After vacillating for a year (during which the national debt doubled) he cut spending on health and education, raised money by privatising government agencies such as the Employment Service and raised consumer taxes, including VAT on fuel, while lowering income tax by a single penny.

At the same time his ambitious programme of giving welfare money to charities ran into scandal. In many cases it was simple. No-one knew what happened to the funds once they were handed over. In other cases, projects were discovered to be using government funds for ulterior motives. In one case, preaching against birth control, in another converting people to scientology.

 William Hague imported the experimental ideology of the Republican Party wholesale. He had a single ambition for his administration: to go back to a point, somewhere between Queen Victoria and the Second World War, where Britain was an ordered quilt of neat symmetrical families, where those who lost their livelihood were looked after by their local parish and where criminals were outlaws, who could expect ruthless, peremptory punishment.

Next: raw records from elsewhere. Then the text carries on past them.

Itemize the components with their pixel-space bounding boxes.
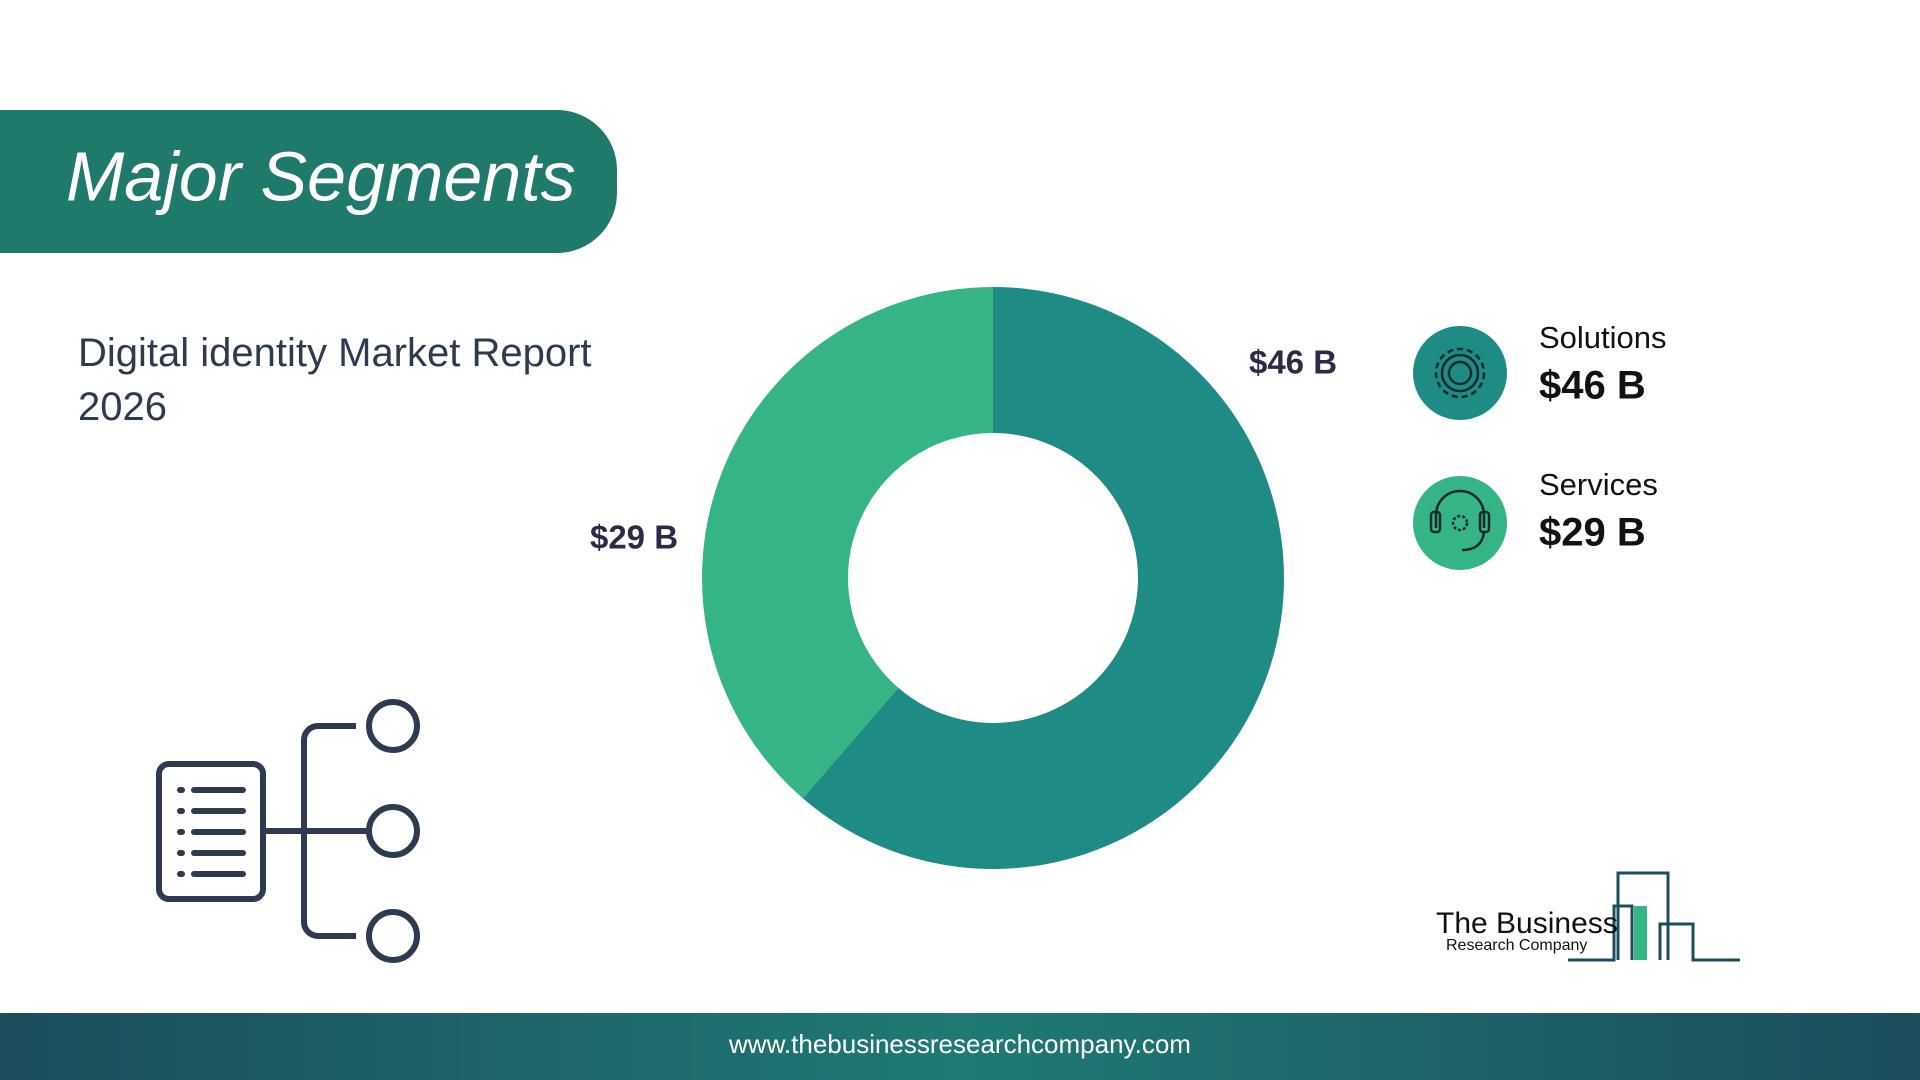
logo: The Business Research Company — [1436, 871, 1740, 962]
footer — [0, 1013, 1920, 1080]
logo-text: Research Company — [1446, 937, 1587, 954]
legend-icon — [1413, 326, 1507, 420]
legend-icon — [1413, 476, 1507, 570]
donut-slice — [802, 287, 1284, 870]
legend-label: Services — [1539, 467, 1658, 502]
data-label: $46 B — [1249, 344, 1337, 381]
legend-label: Solutions — [1539, 320, 1667, 355]
legend-value: $29 B — [1539, 511, 1646, 555]
subtitle: Digital identity Market Report 2026 — [78, 331, 592, 429]
header-band — [0, 110, 617, 253]
segments-icon — [156, 699, 420, 963]
headset-icon — [1429, 489, 1491, 552]
legend-icons — [1413, 326, 1507, 570]
gear-icon — [1434, 347, 1486, 399]
title: Major Segments — [66, 137, 576, 215]
donut-slice — [702, 287, 993, 799]
subtitle-box: Digital identity Market Report 2026 — [78, 331, 592, 429]
footer-url: www.thebusinessresearchcompany.com — [728, 1029, 1191, 1059]
legend-value: $46 B — [1539, 364, 1646, 408]
data-label: $29 B — [590, 519, 678, 556]
donut-chart: $46 B $29 B — [590, 287, 1337, 870]
logo-text: The Business — [1436, 907, 1618, 940]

Of course, this past never existed. He had forgotten, or never knew, about the workhouses, the untreated diseases, the criminal rookeries where no police dared go, the Nicholas Nickelby schools, the awful culture of deference and subservience and all the other horrors that he now found resurrected and modernised.

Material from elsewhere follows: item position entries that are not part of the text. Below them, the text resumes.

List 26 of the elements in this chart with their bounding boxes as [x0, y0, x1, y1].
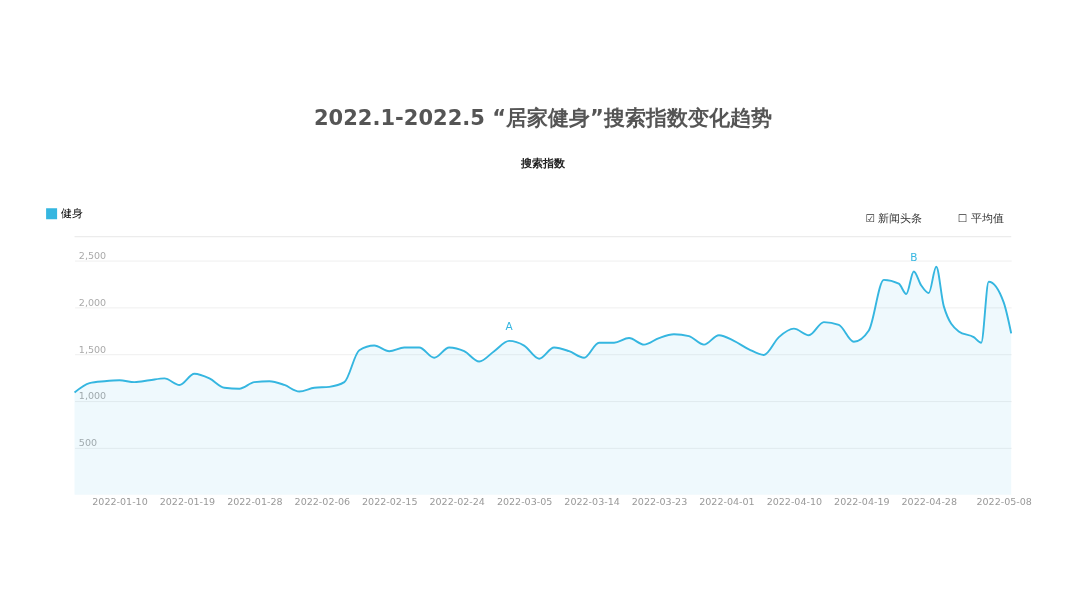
- y-tick-label: 500: [78, 437, 98, 449]
- annotation: A: [505, 320, 514, 333]
- x-tick-label: 2022-04-28: [901, 495, 957, 507]
- x-tick-label: 2022-01-10: [92, 495, 148, 507]
- text: ☐ 平均值: [957, 212, 1004, 225]
- y-tick-label: 1,000: [78, 390, 107, 402]
- x-tick-label: 2022-05-08: [976, 495, 1032, 507]
- annotation: B: [910, 250, 918, 263]
- x-tick-label: 2022-04-19: [834, 495, 890, 507]
- y-tick-label: 2,500: [78, 249, 107, 261]
- x-tick-label: 2022-02-24: [429, 495, 485, 507]
- x-tick-label: 2022-03-23: [631, 495, 688, 507]
- x-tick-label: 2022-03-05: [496, 495, 553, 507]
- x-tick-label: 2022-03-14: [564, 495, 620, 507]
- x-tick-label: 2022-01-19: [159, 495, 216, 507]
- x-tick-label: 2022-02-06: [294, 495, 351, 507]
- x-tick-label: 2022-04-10: [766, 495, 823, 507]
- y-tick-label: 1,500: [78, 343, 107, 355]
- y-tick-label: 2,000: [78, 296, 107, 308]
- text: ☑ 新闻头条: [865, 212, 923, 225]
- chart-subtitle: 搜索指数: [519, 155, 566, 170]
- x-tick-label: 2022-04-01: [699, 495, 755, 507]
- legend-label: 健身: [61, 206, 84, 219]
- x-tick-label: 2022-02-15: [361, 495, 418, 507]
- chart-title: 2022.1-2022.5 “居家健身”搜索指数变化趋势: [313, 104, 772, 130]
- x-tick-label: 2022-01-28: [227, 495, 283, 507]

Lastly, but must importantly for the long term, Britain’s relations with its closest trading partners and allies in Europe went to blazes. The typical MP in Hague’s party was now a young, right-wing ideologue male who hated Europe passionately, arrogantly believing it to be a collection of socialist basket cases. This hatred was so compulsive and unreasonable that Britain could no longer play a part in Europe. After several years of grandstanding and blocking from the Tories, the other European states eventually invited Britain to leave the EU and join the European Economic Area with Norway and Iceland. Britain lost its voice in its most important markets.

The Tories turned to America to join NAFTA, but discovered America was hardly interested now we had no voice in Europe. Quietly, investment and jobs bled away. The only growth industry was now tourism, from across the world people came to see the theme park orderliness of one half of Britain while averting their eyes from the other.